Let me explain what we wanted to protect: shopping anywhere. Having the world of commerce dominated by Amazon, Flipkart and Alibaba reflects the recurring and compounding strategies of incumbent retailers, entities that persistently centralize the shopping experience.

Again — Let me explain. We tried on multiple occasions with Amazon to engage them to partner with us as a payments partner in order to support the efforts of putting digital commerce into ads, social channels or developer’s apps. While certain humans on the Amazon payments team found the ‘Buy Now’ use cases from Pinterest and Twitter cute, there were ZERO FUCKS given into the consideration process where Amazon would be interested in enabling their value to be leveraged outside of the desirable path to purchase.

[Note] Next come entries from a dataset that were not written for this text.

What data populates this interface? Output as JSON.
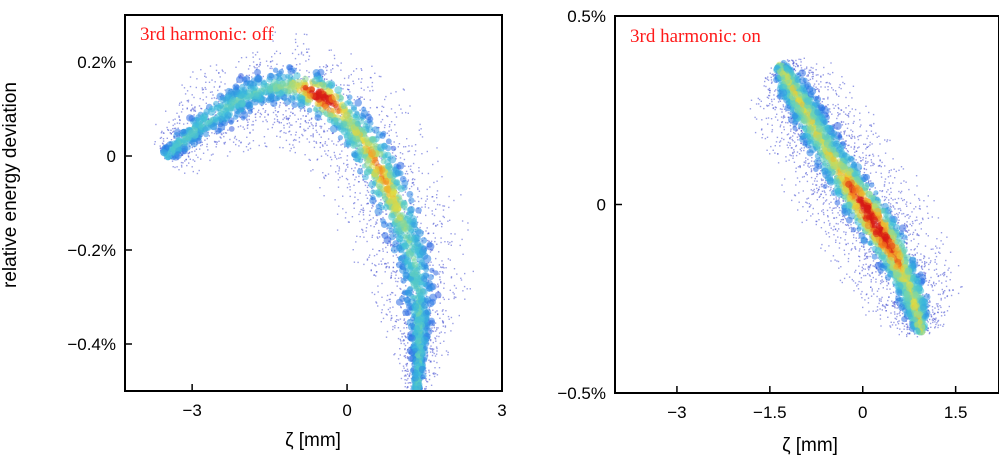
{
  "ylabel": "relative energy deviation",
  "chart_data": [
    {
      "type": "scatter",
      "annotation": "3rd harmonic: off",
      "xlabel": "ζ [mm]",
      "ylabel": "relative energy deviation",
      "xlim": [
        -4.3,
        3.0
      ],
      "ylim": [
        -0.5,
        0.3
      ],
      "xticks": [
        -3,
        0,
        3
      ],
      "xtick_labels": [
        "−3",
        "0",
        "3"
      ],
      "yticks": [
        0.2,
        0,
        -0.2,
        -0.4
      ],
      "ytick_labels": [
        "0.2%",
        "0",
        "−0.2%",
        "−0.4%"
      ],
      "grid": false,
      "color_scale": "density (blue low → red high)",
      "points": [
        {
          "x": -3.5,
          "y": 0.0
        },
        {
          "x": -3.0,
          "y": 0.05
        },
        {
          "x": -2.5,
          "y": 0.09
        },
        {
          "x": -2.0,
          "y": 0.125
        },
        {
          "x": -1.5,
          "y": 0.145
        },
        {
          "x": -1.2,
          "y": 0.15
        },
        {
          "x": -0.8,
          "y": 0.145
        },
        {
          "x": -0.4,
          "y": 0.12
        },
        {
          "x": 0.0,
          "y": 0.08
        },
        {
          "x": 0.4,
          "y": 0.02
        },
        {
          "x": 0.8,
          "y": -0.07
        },
        {
          "x": 1.1,
          "y": -0.15
        },
        {
          "x": 1.3,
          "y": -0.22
        },
        {
          "x": 1.4,
          "y": -0.32
        },
        {
          "x": 1.4,
          "y": -0.42
        },
        {
          "x": 1.35,
          "y": -0.5
        }
      ]
    },
    {
      "type": "scatter",
      "annotation": "3rd harmonic: on",
      "xlabel": "ζ [mm]",
      "xlim": [
        -4.0,
        2.2
      ],
      "ylim": [
        -0.5,
        0.5
      ],
      "xticks": [
        -3,
        -1.5,
        0,
        1.5
      ],
      "xtick_labels": [
        "−3",
        "−1.5",
        "0",
        "1.5"
      ],
      "yticks": [
        0.5,
        0,
        -0.5
      ],
      "ytick_labels": [
        "0.5%",
        "0",
        "−0.5%"
      ],
      "grid": false,
      "color_scale": "density (blue low → red high)",
      "points": [
        {
          "x": -1.35,
          "y": 0.37
        },
        {
          "x": -1.0,
          "y": 0.27
        },
        {
          "x": -0.6,
          "y": 0.15
        },
        {
          "x": -0.2,
          "y": 0.05
        },
        {
          "x": 0.2,
          "y": -0.05
        },
        {
          "x": 0.5,
          "y": -0.13
        },
        {
          "x": 0.8,
          "y": -0.24
        },
        {
          "x": 0.95,
          "y": -0.34
        }
      ]
    }
  ]
}
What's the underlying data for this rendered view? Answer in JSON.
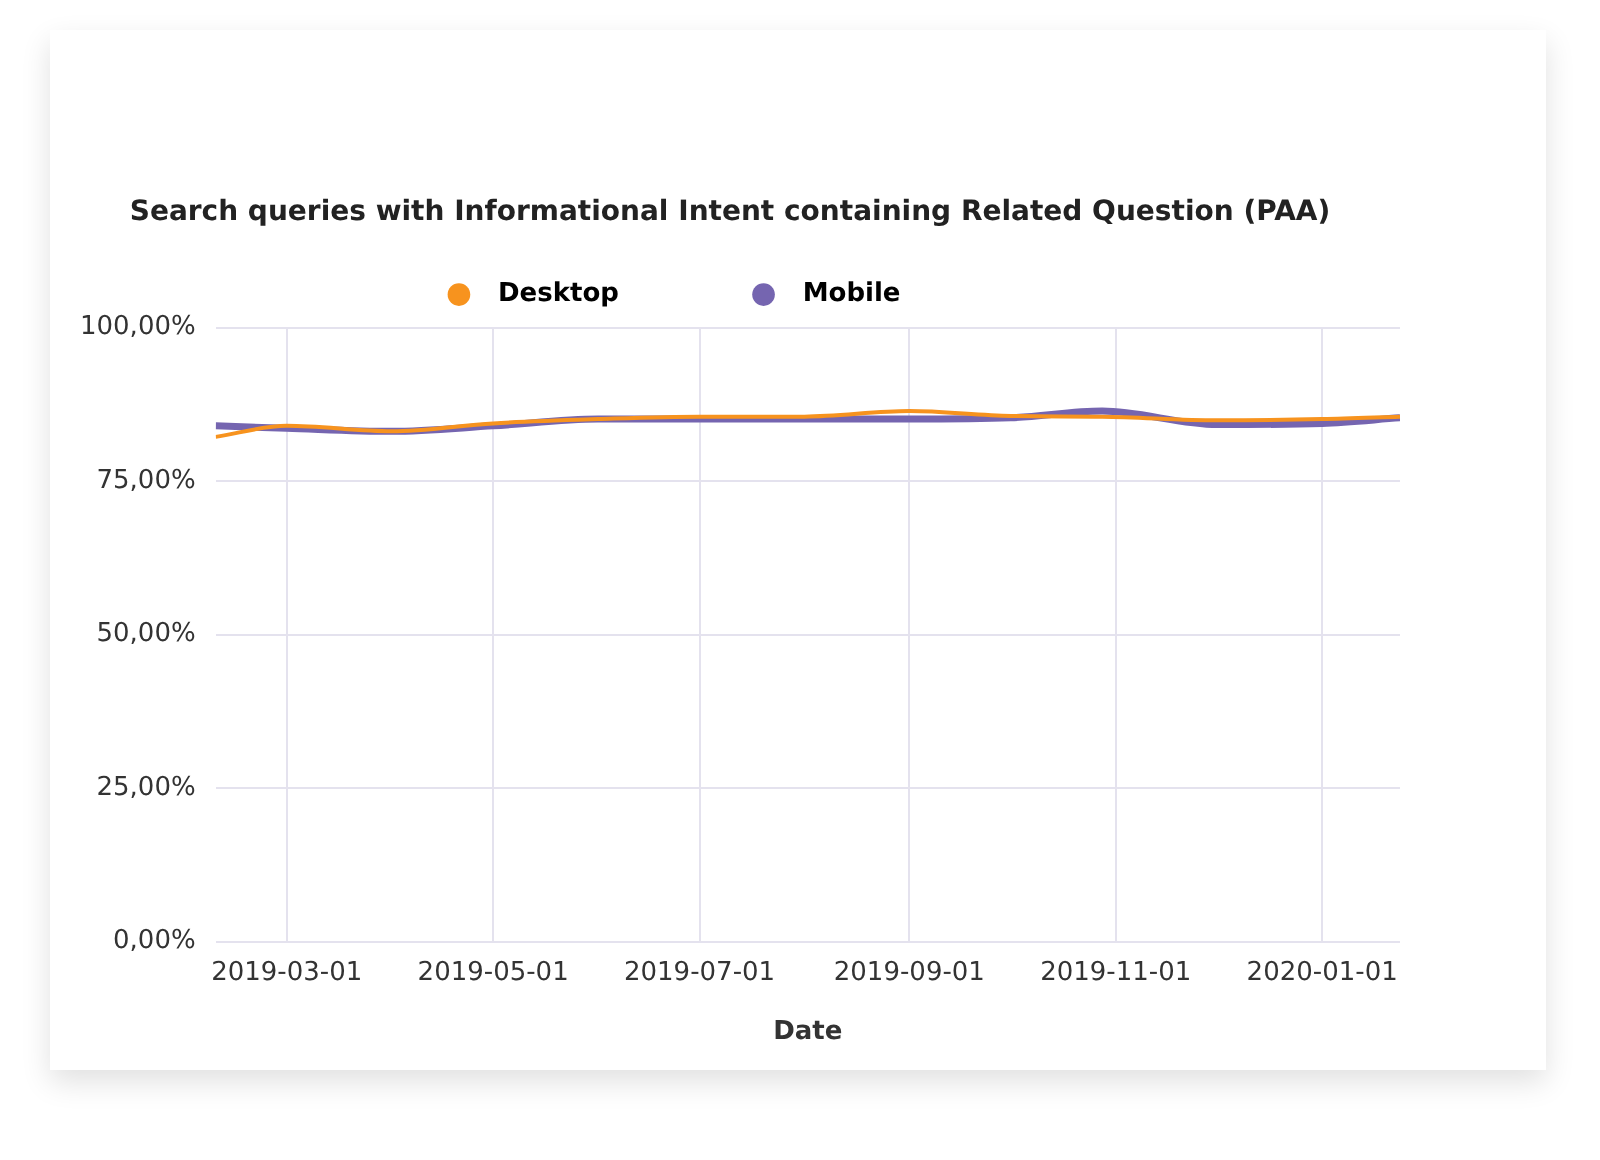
{
  "chart_data": {
    "type": "line",
    "title": "Search queries with Informational Intent containing Related Question (PAA)",
    "xlabel": "Date",
    "x": [
      "2019-02-08",
      "2019-03-01",
      "2019-04-01",
      "2019-05-01",
      "2019-06-01",
      "2019-07-01",
      "2019-08-01",
      "2019-09-01",
      "2019-10-01",
      "2019-10-28",
      "2019-12-01",
      "2020-01-01",
      "2020-01-24"
    ],
    "series": [
      {
        "name": "Desktop",
        "color": "#f7931e",
        "values": [
          82.2,
          84.0,
          83.1,
          84.4,
          85.1,
          85.5,
          85.5,
          86.4,
          85.6,
          85.5,
          84.9,
          85.1,
          85.5
        ]
      },
      {
        "name": "Mobile",
        "color": "#7565b0",
        "values": [
          84.0,
          83.6,
          83.1,
          84.0,
          85.1,
          85.1,
          85.1,
          85.1,
          85.3,
          86.4,
          84.2,
          84.4,
          85.3
        ]
      }
    ],
    "xlim": [
      "2019-02-08",
      "2020-01-24"
    ],
    "xticks": [
      "2019-03-01",
      "2019-05-01",
      "2019-07-01",
      "2019-09-01",
      "2019-11-01",
      "2020-01-01"
    ],
    "ylim": [
      0,
      100
    ],
    "yticks": [
      {
        "value": 0,
        "label": "0,00%"
      },
      {
        "value": 25,
        "label": "25,00%"
      },
      {
        "value": 50,
        "label": "50,00%"
      },
      {
        "value": 75,
        "label": "75,00%"
      },
      {
        "value": 100,
        "label": "100,00%"
      }
    ],
    "grid": true,
    "legend": "top",
    "marker": "none",
    "line_style": "solid"
  }
}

Again, more — I have my intuitions derived from previous engagements with the Amazon payments and Amazon ads team that this thesis will hold true. Amazon only wants behavior that will push a shopper into their highly performant funnel so as to drive conversion on Amazon.com or within the Amazon app. This strategy will lead to an ever-growing, self-serving efficiency, bringing more and more shoppers into the belly of the orange beast. Centralize time, centralize consumer attention, centralize value. Mitigate brands’ value, extract margins, commoditize brands’ value, rinse and repeat — these are the systems that uphold Amazon.

Now to the patent… I’ve never been able to look at shopping and the broader retail landscape from any perspective other than through the eyes of the Brands producing the products we love.

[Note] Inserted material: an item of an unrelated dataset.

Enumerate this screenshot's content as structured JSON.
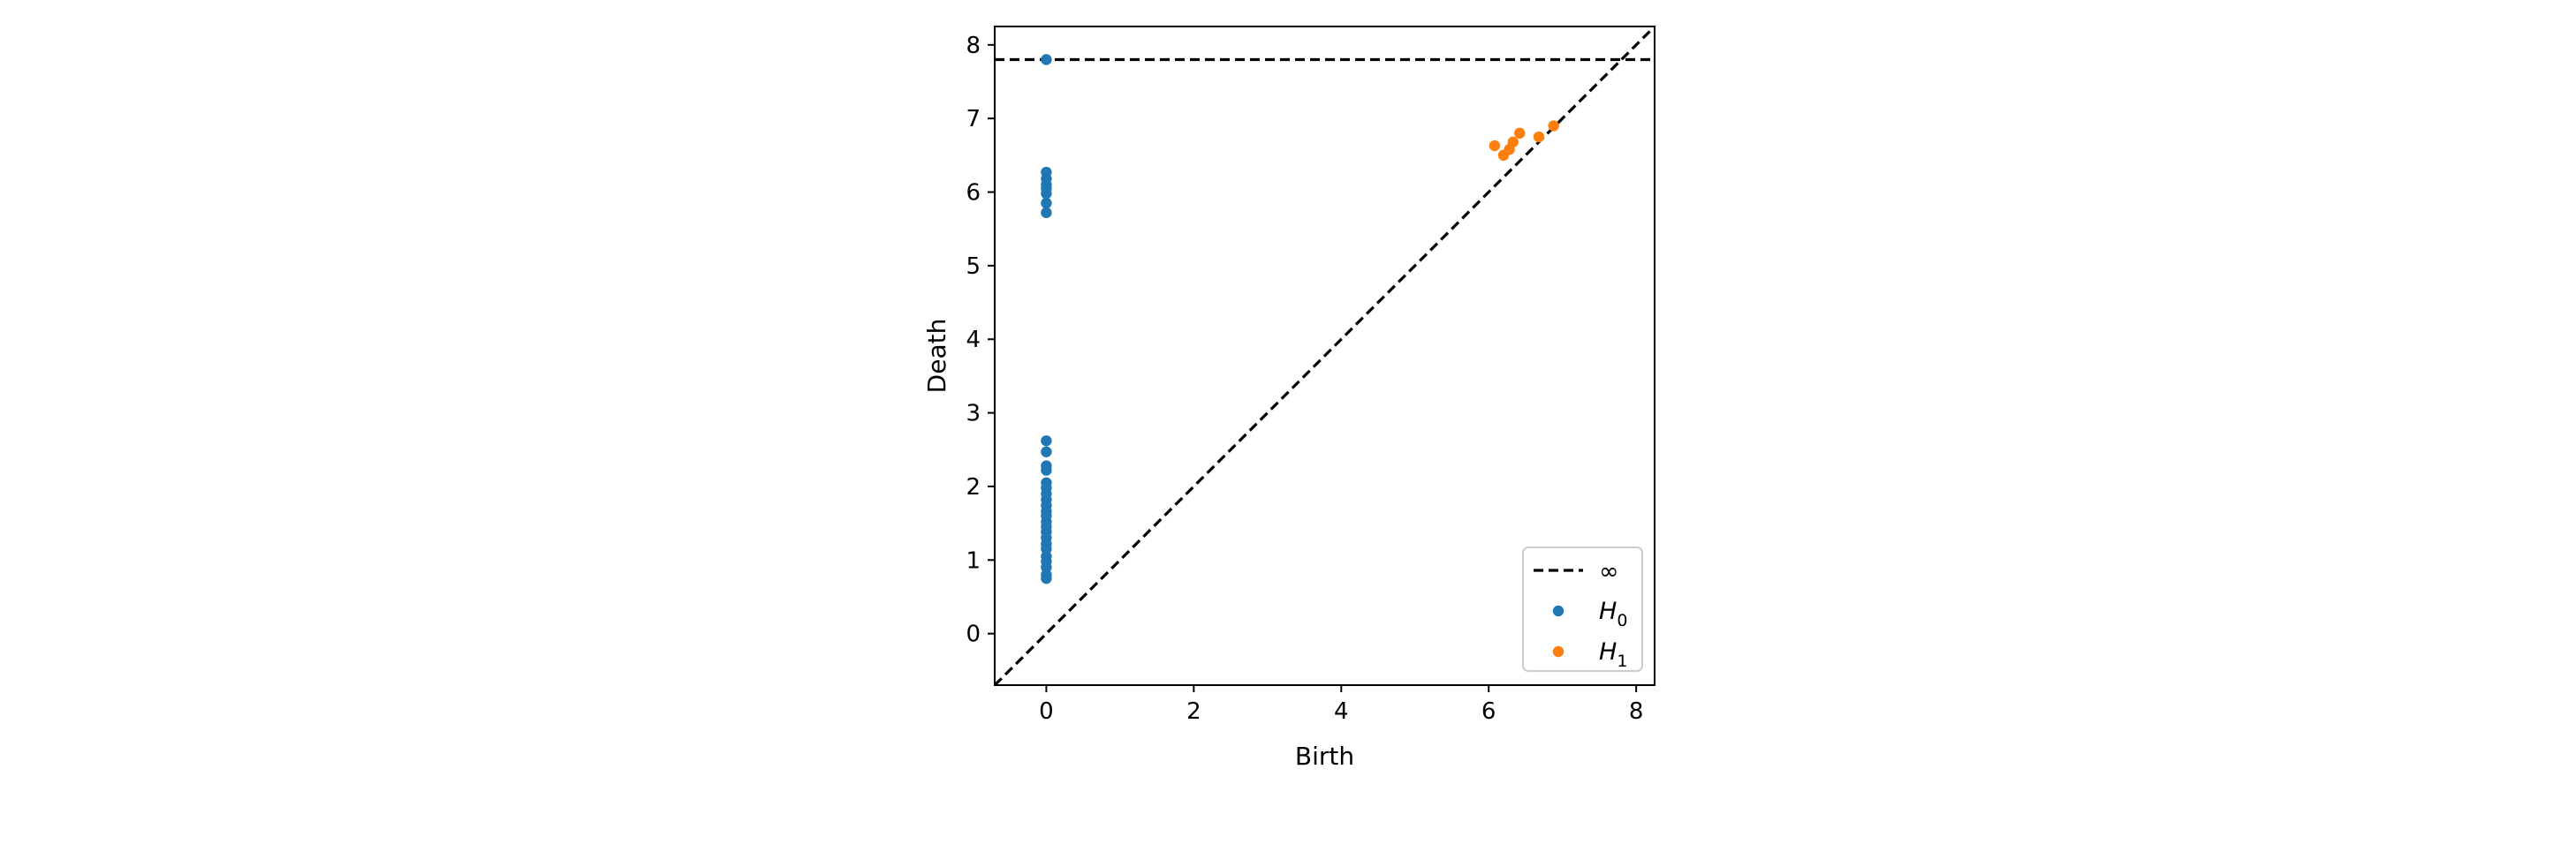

When we raised the capital to launch Comr.se Corp in 2014. The idea was brand data liberation. Capture the brand’s attention by unlocking their siloed data, constrained to the enterprise ERP or eCommerce platform, and let it lose. Let their product data move more efficiently into marketing environments experiences or social channels. This was the idea. Sync, unhinge, unlock and ultimately decentralize a brand’s product data to enable the opportunities to connect directly to shoppers regardless of the environment.

You see, the last statement is the lynchpin in our thinking. It was the genius and ultimately our greatest challenge. We wanted to allow brands to connect directly with the shoppers. The fucking product discovery and product conversion ecosystem weren’t having that. Owning the brand’s product journey, from the moment of a shopper’s initial discovery through purchase, has propped up the household tech brands we all know. Consuming data about the performance of a product, interest in search or social environments, and cataloging the upsells and return rates from marketplaces are only a sliver of the centralization tactics that technology incumbents leverage against brands and shoppers.

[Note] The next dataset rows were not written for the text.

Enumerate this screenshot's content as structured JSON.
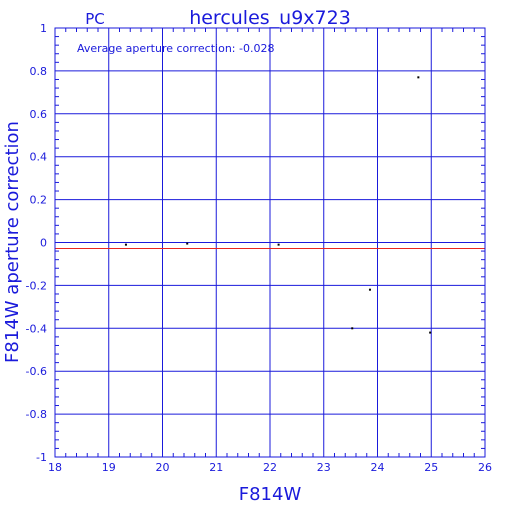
{
  "header": {
    "camera": "PC",
    "title": "hercules_u9x723"
  },
  "chart_data": {
    "type": "scatter",
    "title": "hercules_u9x723",
    "xlabel": "F814W",
    "ylabel": "F814W aperture correction",
    "xlim": [
      18,
      26
    ],
    "ylim": [
      -1,
      1
    ],
    "x_ticks": [
      "18",
      "19",
      "20",
      "21",
      "22",
      "23",
      "24",
      "25",
      "26"
    ],
    "y_ticks": [
      "1",
      "0.8",
      "0.6",
      "0.4",
      "0.2",
      "0",
      "-0.2",
      "-0.4",
      "-0.6",
      "-0.8",
      "-1"
    ],
    "grid": true,
    "annotation": "Average aperture correction: -0.028",
    "average_line": -0.028,
    "series": [
      {
        "x": [
          19.32,
          20.46,
          22.16,
          23.53,
          23.86,
          24.76,
          24.98
        ],
        "y": [
          -0.01,
          -0.005,
          -0.01,
          -0.4,
          -0.22,
          0.77,
          -0.42
        ]
      }
    ],
    "colors": {
      "axes": "#1a1adb",
      "grid": "#1a1adb",
      "average_line": "#e8261e",
      "points": "#000000"
    }
  }
}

Again — Back to the patent. We knew centralization wouldn’t last. We knew that there would be a model shopping experience, or marketplace that would want to exist and transcend beyond the confines of its own digitally walled garden. We had no clue that it would take rearchitecting the entire shopping ecosystem to do it.

With EVERY’s consuming of previous ‘Comr.se Corp’ assets, we are excited for the decentralization and distribution of commerce to be resting within EVERY’s Intellectual Property.

US 20150278931 A1 : “Native eCommerce Transactables for Familiar User Environments”

Native e-commerce transactable for social and other familiar and/or suitable user environments are enabled. A user of a network site may interact with a transactable to conduct a transaction with a 3rd party without leaving a user environment of the network site. The transactable may be configured to adopt the “look and feel” of the network site into which it is incorporated. While conducting the transaction with the transactable, the user may perceive that they remain at the network site, even though transaction information may be exchanged with a 3rd party network site. The transaction mediation service may obtain social activity data from a plurality of social network sites, as well as merchant activity data (e.g., transaction activity) from a plurality of merchant network sites. The data of each suitable network site may be translated, transformed and/or normalized into a unified and uniform format maintained by the transaction mediation service.